Longer lives, healthier lives? Patterns of severe health problems and dependency in the last years of life

PI: Bettina Meinow

Affiliated researcher in Social Gerontology

The relatively healthy period after retirement, the so-called “third age,” lasts longer than it did a few decades ago. Yet, the length of the “fourth age,” a period with poor health and dependence on long-term care (i.e., home-help services or institutional care) before death, remains unclear. The project examines whether this last stage in life has been compressed into a shorter time or whether it has expanded, as more recent cohorts survive longer despite health problems.

We use two approaches to learn more about the fourth age.

First, we will use information from registers such as the Swedish national Social Services Register and the Causes of Death Register to examine long-term care use as an indicator of dependency in the fourth age. We will analyze the entrance into and duration of long-term care use for self-care activities of daily living, examining whether patterns vary by gender, education, civil status, and the age of entrance into long-term care.
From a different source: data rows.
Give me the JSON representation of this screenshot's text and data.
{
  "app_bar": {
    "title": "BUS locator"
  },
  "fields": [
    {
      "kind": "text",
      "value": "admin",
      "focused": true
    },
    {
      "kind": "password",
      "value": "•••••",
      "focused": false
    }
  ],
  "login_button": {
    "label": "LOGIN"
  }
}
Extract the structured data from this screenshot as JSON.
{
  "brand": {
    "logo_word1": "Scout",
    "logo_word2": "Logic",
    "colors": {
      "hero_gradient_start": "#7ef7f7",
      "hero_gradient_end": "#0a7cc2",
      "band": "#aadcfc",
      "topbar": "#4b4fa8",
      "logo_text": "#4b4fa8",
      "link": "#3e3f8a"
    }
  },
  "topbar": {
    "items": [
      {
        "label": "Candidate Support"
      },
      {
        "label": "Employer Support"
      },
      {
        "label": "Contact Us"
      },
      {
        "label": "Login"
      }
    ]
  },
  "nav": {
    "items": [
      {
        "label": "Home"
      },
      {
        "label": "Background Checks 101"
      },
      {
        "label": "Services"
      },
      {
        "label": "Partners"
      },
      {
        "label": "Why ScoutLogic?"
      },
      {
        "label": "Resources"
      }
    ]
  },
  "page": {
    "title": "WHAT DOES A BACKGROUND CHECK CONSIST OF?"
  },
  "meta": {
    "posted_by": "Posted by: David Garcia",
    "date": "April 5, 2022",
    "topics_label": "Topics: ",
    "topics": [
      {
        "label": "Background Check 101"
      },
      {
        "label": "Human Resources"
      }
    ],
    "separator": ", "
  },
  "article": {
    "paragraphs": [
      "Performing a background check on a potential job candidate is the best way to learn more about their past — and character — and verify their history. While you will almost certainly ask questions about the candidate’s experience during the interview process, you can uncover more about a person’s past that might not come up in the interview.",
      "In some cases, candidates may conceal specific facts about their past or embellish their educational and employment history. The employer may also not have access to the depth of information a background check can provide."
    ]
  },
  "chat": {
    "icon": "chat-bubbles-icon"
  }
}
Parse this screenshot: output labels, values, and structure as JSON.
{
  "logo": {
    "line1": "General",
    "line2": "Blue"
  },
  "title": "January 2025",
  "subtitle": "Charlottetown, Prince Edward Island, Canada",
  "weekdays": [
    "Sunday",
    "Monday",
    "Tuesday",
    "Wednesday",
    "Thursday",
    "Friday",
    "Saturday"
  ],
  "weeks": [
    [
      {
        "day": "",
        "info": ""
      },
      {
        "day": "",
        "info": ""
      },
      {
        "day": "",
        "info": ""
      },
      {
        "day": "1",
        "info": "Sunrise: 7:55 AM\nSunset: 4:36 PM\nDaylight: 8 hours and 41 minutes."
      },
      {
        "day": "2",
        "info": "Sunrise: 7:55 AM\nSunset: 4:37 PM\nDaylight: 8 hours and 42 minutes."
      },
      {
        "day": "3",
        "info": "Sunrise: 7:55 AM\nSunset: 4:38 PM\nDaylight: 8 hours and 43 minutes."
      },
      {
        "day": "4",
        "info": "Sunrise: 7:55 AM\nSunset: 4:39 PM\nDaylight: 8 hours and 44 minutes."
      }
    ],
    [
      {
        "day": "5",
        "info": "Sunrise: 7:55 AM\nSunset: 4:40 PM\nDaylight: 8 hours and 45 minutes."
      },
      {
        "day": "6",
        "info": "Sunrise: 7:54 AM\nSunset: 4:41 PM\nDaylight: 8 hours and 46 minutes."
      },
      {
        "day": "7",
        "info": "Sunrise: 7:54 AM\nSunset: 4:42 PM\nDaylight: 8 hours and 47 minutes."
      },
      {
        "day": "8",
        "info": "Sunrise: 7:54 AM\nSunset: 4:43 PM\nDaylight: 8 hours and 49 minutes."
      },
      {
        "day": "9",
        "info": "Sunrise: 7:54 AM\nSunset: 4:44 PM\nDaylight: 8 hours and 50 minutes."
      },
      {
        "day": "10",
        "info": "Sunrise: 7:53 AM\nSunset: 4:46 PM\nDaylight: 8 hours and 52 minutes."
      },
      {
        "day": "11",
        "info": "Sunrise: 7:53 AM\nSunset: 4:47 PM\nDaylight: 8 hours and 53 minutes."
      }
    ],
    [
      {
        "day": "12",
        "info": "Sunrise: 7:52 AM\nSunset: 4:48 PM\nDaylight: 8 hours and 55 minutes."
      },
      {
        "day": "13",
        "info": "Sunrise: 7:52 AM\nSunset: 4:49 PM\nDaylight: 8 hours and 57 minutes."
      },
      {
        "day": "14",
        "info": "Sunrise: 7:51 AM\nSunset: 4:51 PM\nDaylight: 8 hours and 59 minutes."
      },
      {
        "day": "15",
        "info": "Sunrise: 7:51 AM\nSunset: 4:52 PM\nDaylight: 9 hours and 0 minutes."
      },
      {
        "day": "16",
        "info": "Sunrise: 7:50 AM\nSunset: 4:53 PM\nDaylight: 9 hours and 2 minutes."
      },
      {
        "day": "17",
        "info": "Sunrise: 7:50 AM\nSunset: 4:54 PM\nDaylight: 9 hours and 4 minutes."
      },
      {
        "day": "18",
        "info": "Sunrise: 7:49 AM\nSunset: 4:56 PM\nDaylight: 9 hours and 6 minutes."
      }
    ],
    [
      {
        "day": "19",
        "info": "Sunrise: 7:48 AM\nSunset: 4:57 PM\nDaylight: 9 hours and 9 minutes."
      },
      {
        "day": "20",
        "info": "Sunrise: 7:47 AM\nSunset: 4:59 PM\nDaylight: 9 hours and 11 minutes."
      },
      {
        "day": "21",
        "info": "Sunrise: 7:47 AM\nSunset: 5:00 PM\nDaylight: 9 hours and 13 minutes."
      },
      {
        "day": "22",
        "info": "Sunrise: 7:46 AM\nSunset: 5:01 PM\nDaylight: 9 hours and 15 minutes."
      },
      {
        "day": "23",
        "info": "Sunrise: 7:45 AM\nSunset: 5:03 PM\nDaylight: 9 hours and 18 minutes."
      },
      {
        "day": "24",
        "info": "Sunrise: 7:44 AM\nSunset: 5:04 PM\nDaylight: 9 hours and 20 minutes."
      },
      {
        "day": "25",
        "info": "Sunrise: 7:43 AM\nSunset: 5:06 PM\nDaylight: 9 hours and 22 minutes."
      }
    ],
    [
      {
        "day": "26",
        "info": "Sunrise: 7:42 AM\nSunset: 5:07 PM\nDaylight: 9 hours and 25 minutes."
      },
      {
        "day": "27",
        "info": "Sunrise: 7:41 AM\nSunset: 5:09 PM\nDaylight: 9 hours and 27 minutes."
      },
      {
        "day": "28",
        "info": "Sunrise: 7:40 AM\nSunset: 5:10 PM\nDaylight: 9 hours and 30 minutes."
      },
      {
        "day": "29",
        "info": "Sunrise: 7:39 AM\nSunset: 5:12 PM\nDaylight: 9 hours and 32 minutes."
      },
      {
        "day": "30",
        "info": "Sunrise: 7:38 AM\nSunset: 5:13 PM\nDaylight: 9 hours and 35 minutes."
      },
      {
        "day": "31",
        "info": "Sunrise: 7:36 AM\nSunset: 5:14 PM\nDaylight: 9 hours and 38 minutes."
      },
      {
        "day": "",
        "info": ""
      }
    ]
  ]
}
Second, we will use health indicators from a nationally representative survey of people aged 70+ (SWEOLD; n=2477) to estimate changes between 2004 and 2014 in how long people can expect, on average, to live in poor health or dependency after the age of 70. Study questions include: Which indicators of poor health were compressed into a shorter period before death? Which expanded and were experienced for a longer period prior to death? Which were experienced for an equally long time but starting at an older age? We will also analyze whether trends differ by gender and educational level.

The results of the study will contribute to our understanding of aging processes over the course of the human life span. The findings will have important implications for estimating future care needs and for the structure and organization of care services.

This project is funded by grants from the Swedish Research Council for Health, Working Life, and Welfare (Forte) and the Swedish Research Council.